How to Transform From a Traditional Marketing Sphere Into an AI-Proficient One

Artificial intelligence can drive valuable insights

Artificial intelligence has been revolutionizing how businesses operate in new and exciting ways, yet marketers are still grappling with its applicability in the marketing sphere. To many, marketing is a creative process with human intuition driving valuable insights, and it is something that AI does not yet have the capacity to take on. Marketers want to preserve the creative and empathetic nature of marketing, and it’s important to recognize how AI still allows for that.

Like other technologies hyperbolized in the media, AI is subject to plenty of misrepresentation and false expectations regarding what it can actually do. This has sparked a case of AI impostor syndrome among those in the marketing industry. However, any sense of inadequate technical acumen can be overcome by understanding the cardinal rules of AI.

AI is a tool, but not a silver bullet

To start, it’s important to note that implementing artificial intelligence into one’s tech stack is never an end-all, be-all solution. It is a strategy with the ability to augment current processes integral to one’s business. AI is great at enabling optimization of an outcome, seeing the forest for the trees and automating tasks at scale. If you’re not trying to do any of these, AI may not be right for the job.

In the world of marketing, where companies try to anticipate consumer intents and optimize targeting, technology that can drive accurate predictions is extremely valuable.

Before implementing anything, marketers must have a data strategy, knowing what will be fed into the machine learning algorithms and what kind of outcomes they desire. When creating your data strategy, make big data small so it’s easier to move around in real-time and, ideally, oriented around your end user. AI can take in countless pieces of data to help understand consumers—real peoplelike never before. Using this feedback, marketers can continue to build their brands, but with more effective data-driven insights. AI cannot answer human questions, but it can lend clarity to them.

There are no one-size-fits-all or perfect algorithms with AI. Finding the right algorithms and tweaking them for specific applications is where creativity comes in. Ensure you have an experimentation framework available that lets you test different approaches in unison as well as tooling in place that tells you if your solutions are benefiting users and business or hurting them. This must be applied where the communication is happening, with access to all the raw data coming into the stack in order to yield the best results.

With access to rich data, machine learning algorithms will continue to improve with each iteration. What’s important, though, is that this progress can be measured with metrics relevant to those who use it. If it can’t be measured, it can’t be improved upon. For this reason, using the right tools in conjunction with AI helps bring into focus what marketers care about and which strategies are most effective, as well as what needs continued development.

How do we shift?

The value in using AI lies with its data-driven, quantitative analysis and predictive capabilities. In the world of marketing, where companies try to anticipate consumer intents and optimize targeting, technology that can drive accurate predictions is extremely valuable.

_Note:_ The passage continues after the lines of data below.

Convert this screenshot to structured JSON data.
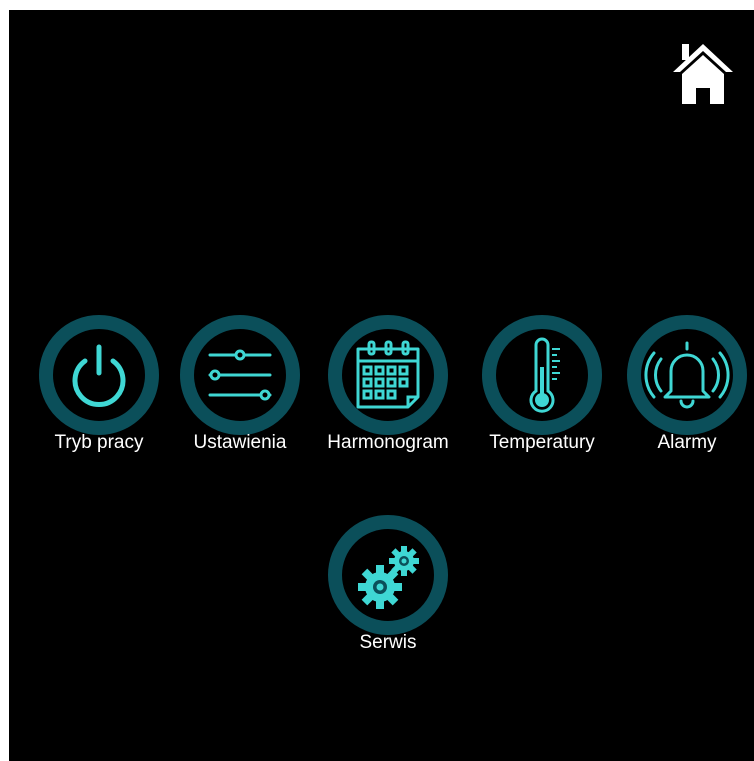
{
  "colors": {
    "background": "#000000",
    "ring": "#0b4f5a",
    "icon": "#3fd7d4",
    "label": "#ffffff",
    "home_icon": "#ffffff"
  },
  "header": {
    "home_icon": "home-icon"
  },
  "menu": {
    "items": [
      {
        "label": "Tryb pracy",
        "icon": "power-icon"
      },
      {
        "label": "Ustawienia",
        "icon": "sliders-icon"
      },
      {
        "label": "Harmonogram",
        "icon": "calendar-icon"
      },
      {
        "label": "Temperatury",
        "icon": "thermometer-icon"
      },
      {
        "label": "Alarmy",
        "icon": "bell-icon"
      },
      {
        "label": "Serwis",
        "icon": "gears-icon"
      }
    ]
  }
}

In the early days of data-driven marketing, people were tasked with breaking down troves of raw data and providing a recommended course of action that could be broadly applied to segments. Today, we aim to have models in place that can synthesize data automatically. The difference in this approach is that humans will be dealing with model derivatives rather than raw data. In this case, AI brings clarity and focus to the marketers’ roles, allowing them to perform tasks more effectively with well-informed insights. In addition to augmenting marketers’ decision processes, AI can also help automate connections among disparate systems, leaving more time for marketers to focus on strategy and insights instead of data ingestion and processing.

In an industry rooted in creative content, human preferences and fast-paced cultural trends, it’s easy for marketers to fail to see exactly how artificial intelligence can help where they believe a human touch is necessary. However, AI may be but one facet in your marketing strategy. If successful, your customers should feel better heard, better understood and better served by your brand, resulting in higher loyalty and larger share of wallet.